How Credit Scores Work
Credit is one of the most important components in the mortgage approval process. Lenders look at a borrower’s credit score, number of open accounts, payment history, type of credit borrowed and a series of other factors when determining the level of risk in each lending scenario. Down payment requirements, loan programs, flexibility on income, and even interest rates can be impacted by a slight bump in a credit score.
Key Factors that Affect Your Score
Once credit has been established and maintained, credit scores are based on five factors to varying degrees: payment history, amounts owed, length of history, credit usage and new accounts.
Several factors can be used to establish credit initially, including bank accounts, employment history, residence history, and utility bills. Credit may be initially obtained through a bank, where a credit card is linked to money deposited in the bank.
Understanding Credit FAQs
My credit score is bad – how can I improve it?
You can work on each of the five areas detailed above that comprise your score.

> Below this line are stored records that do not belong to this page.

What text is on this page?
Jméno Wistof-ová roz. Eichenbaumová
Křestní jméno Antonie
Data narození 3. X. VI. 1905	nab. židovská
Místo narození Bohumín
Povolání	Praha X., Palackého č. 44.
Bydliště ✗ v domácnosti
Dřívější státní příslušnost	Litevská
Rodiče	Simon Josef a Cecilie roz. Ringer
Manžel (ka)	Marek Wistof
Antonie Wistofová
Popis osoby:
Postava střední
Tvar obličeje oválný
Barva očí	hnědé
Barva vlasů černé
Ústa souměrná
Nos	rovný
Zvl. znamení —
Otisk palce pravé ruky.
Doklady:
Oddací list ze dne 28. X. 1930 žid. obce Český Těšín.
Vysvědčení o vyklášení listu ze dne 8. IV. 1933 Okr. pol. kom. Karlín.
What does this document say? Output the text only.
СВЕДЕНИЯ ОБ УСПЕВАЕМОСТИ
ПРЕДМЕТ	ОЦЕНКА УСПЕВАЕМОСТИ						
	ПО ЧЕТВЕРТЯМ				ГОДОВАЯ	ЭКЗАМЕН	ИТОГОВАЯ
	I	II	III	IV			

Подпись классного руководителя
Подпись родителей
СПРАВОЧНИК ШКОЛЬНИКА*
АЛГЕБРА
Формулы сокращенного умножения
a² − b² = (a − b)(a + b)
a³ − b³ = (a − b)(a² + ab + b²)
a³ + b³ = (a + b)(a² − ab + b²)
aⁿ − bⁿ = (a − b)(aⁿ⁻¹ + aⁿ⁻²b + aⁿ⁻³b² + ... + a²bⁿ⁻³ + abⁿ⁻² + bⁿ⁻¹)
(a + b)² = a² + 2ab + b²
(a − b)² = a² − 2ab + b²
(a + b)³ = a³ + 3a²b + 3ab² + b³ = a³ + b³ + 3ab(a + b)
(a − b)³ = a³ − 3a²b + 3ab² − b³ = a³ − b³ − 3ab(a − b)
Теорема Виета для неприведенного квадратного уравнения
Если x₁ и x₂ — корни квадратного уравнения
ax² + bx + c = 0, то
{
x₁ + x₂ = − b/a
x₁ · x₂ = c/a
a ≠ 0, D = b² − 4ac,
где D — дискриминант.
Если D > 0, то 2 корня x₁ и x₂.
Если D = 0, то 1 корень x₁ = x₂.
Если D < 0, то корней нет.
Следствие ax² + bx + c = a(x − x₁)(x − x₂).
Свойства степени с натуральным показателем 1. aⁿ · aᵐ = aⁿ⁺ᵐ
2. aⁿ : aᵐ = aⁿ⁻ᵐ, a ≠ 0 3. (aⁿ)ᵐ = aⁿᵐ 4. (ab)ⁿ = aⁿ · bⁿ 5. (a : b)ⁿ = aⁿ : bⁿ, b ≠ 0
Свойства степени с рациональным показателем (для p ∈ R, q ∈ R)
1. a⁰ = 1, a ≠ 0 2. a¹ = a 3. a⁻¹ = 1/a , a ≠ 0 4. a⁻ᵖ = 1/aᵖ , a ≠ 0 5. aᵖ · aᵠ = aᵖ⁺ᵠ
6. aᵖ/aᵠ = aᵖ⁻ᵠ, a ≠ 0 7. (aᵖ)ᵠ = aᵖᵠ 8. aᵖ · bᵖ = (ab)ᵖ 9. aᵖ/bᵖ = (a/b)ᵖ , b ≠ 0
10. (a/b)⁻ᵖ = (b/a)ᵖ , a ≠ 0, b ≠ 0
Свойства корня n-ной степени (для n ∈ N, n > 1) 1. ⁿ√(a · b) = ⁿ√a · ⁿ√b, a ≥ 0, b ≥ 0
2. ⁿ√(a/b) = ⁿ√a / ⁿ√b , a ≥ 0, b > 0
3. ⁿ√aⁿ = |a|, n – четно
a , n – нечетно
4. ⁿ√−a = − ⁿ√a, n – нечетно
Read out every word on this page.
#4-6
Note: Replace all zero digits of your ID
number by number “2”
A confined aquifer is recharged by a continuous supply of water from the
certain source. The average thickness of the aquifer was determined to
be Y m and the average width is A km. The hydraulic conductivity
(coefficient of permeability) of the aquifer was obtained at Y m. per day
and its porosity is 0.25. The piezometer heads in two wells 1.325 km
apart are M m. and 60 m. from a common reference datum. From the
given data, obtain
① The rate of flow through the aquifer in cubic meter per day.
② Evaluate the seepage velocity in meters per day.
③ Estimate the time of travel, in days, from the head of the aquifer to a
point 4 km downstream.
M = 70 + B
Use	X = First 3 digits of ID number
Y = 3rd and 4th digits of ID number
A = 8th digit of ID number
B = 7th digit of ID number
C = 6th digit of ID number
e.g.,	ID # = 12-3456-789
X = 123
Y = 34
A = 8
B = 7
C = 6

As you improve on these, your credit score will reflect that. UW Funding can work with you on improving your score toward taking out a mortgage.
How high of a score do I need to take out a home loan?
Generally speaking, 620 or higher – though this will differ between individuals, lenders, and mortgage programs.
I’ve never had any credit and I don’t have a credit score. Should I get a line of credit and work on having a good score?
In short, yes. Having a good credit score will allow you to do lots of things – like finance a car, rent an apartment, and purchase a home – for the lowest cost to you.